Lest We Forget – Anzac Day 2026
posted by Navigators on April 24th, 2026 in Blog | Culture | Jesus
By Grant Dibden, Anglican Bishop to the Australian Defence Force and Chair of the Australian Navigators Board of Directors.
You can learn a lot about a country from the people or events they celebrate in their monuments. In the USA, there’s a great bronzed statue of Abraham Lincoln sitting in his mighty marble temple in Washington. Down the street is a thirty-foot statue of Thomas Jefferson. In Paris, you see Napoleon. Throughout London and the rest of the country are the monuments of Wellington and Nelson.
But, in Australia, the monument that pervades our nation is the cenotaph. It’s central to every Australian country town as well as many scattered through our cities. Millions of Australians will gather around one this Anzac Day. And if there is a figure on the monument, it won’t symbolise or represent any great politician, general or scientist. No, it’ll be a statue that represents the ordinary serving person.

Wreaths on the Cenotaph, Martin Palce, Sydney, Anzac Day, 25 April 1930. Photo: Sam Hood (State Library of New South Wales)
In several places around Australia and in pride of place at the National War Memorial Main Entrance is the statue of Simpson and his Donkey. It was the first statue to honour an individual on the grounds of the Australian War Memorial.

A picture Peter Corlett’s Simpson and his donkey, 1915 (maquette), 1986, courtesy of the Australian War Memorial, ART40983.
Simpson was a stretcher bearer at Gallipoli.
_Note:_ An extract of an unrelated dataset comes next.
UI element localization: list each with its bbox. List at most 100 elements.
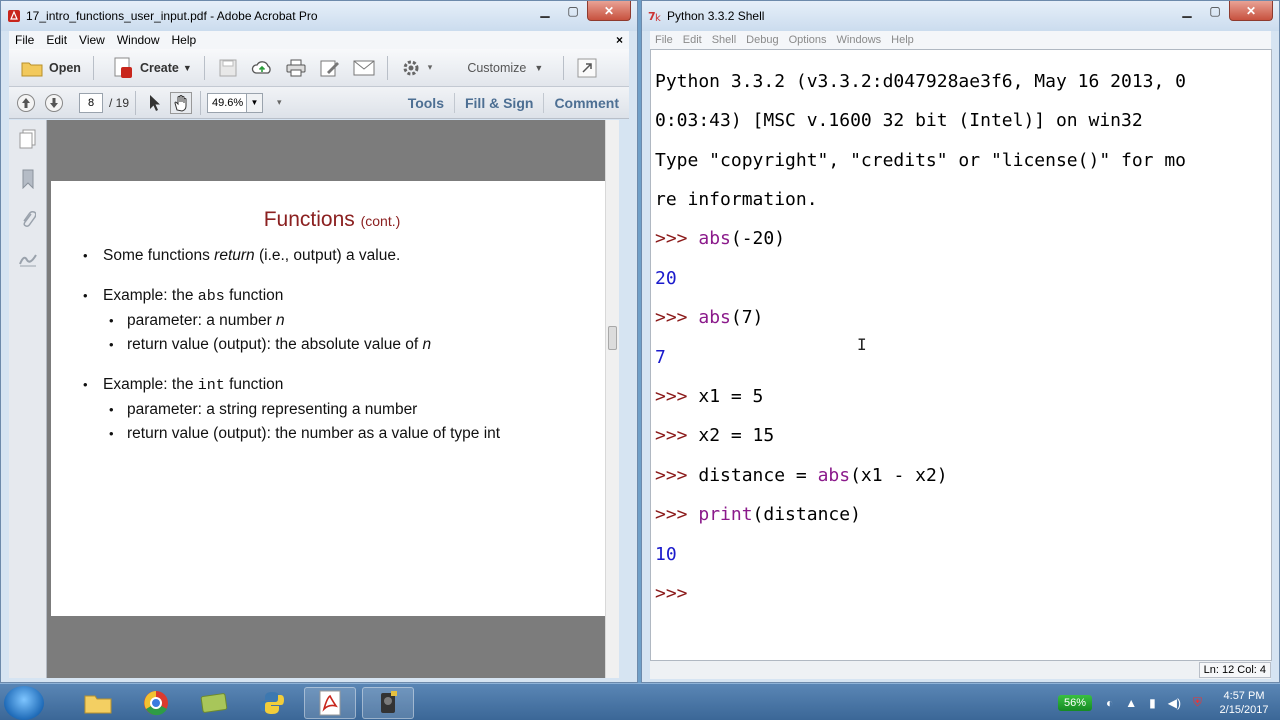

After landing on 25 April, he began using one of the donkeys, brought in for carrying water, to transport wounded men day and night from the fighting to the beach on Anzac Cove through what the official historian describes as ‘deadly sniping down the valley and the most furious shrapnel fire’. He was killed by machine-gun fire while carrying two wounded men and was buried on the beach at Hell Spit.
Simpson wasn’t a great warrior who won battle after battle, he was an ordinary guy delivering water and bringing back the wounded. He was just doing his job bravely.
Like Simpson, we don’t have to be super clever or highly trained to do our work for the Lord. We are clay jars – ordinary everyday vessels with a brilliant treasure inside. Christians are workers, labourers, in the harvest field (Matt 9:35-38). The Greek word used for us as Christian labourers, ergates, has connotations of manual labouring. Labourers work up a sweat, get tired and have aching muscles. It doesn’t take a lot of training to be able to pick zucchinis or oranges, as I did on farms as a child.
Labourers are involved with the sheep on the sheep’s terms. They are involved up to their necks with people. Yes, labourers will rightly handle the word of truth (2 Tim 2:15). Anyone who handles God’s word — especially those entrusted with teaching — must do so with disciplined care, accuracy and a desire for God’s approval. But this doesn’t mean labourers have to be experts in the original languages or know them. It means labourers need to keep straight the basics of the gospel that we talk to people about.
On Anzac Day, as we remember those who paid with their life, those who were significantly damaged by their service and those still serving today, thank God for the one who paid the ultimate sacrifice: Jesus, who died in our place and rose again, as we remembered so recently at Easter.
Featured image of poppies on the wall of a memorial by Troy Mortier, Unsplash.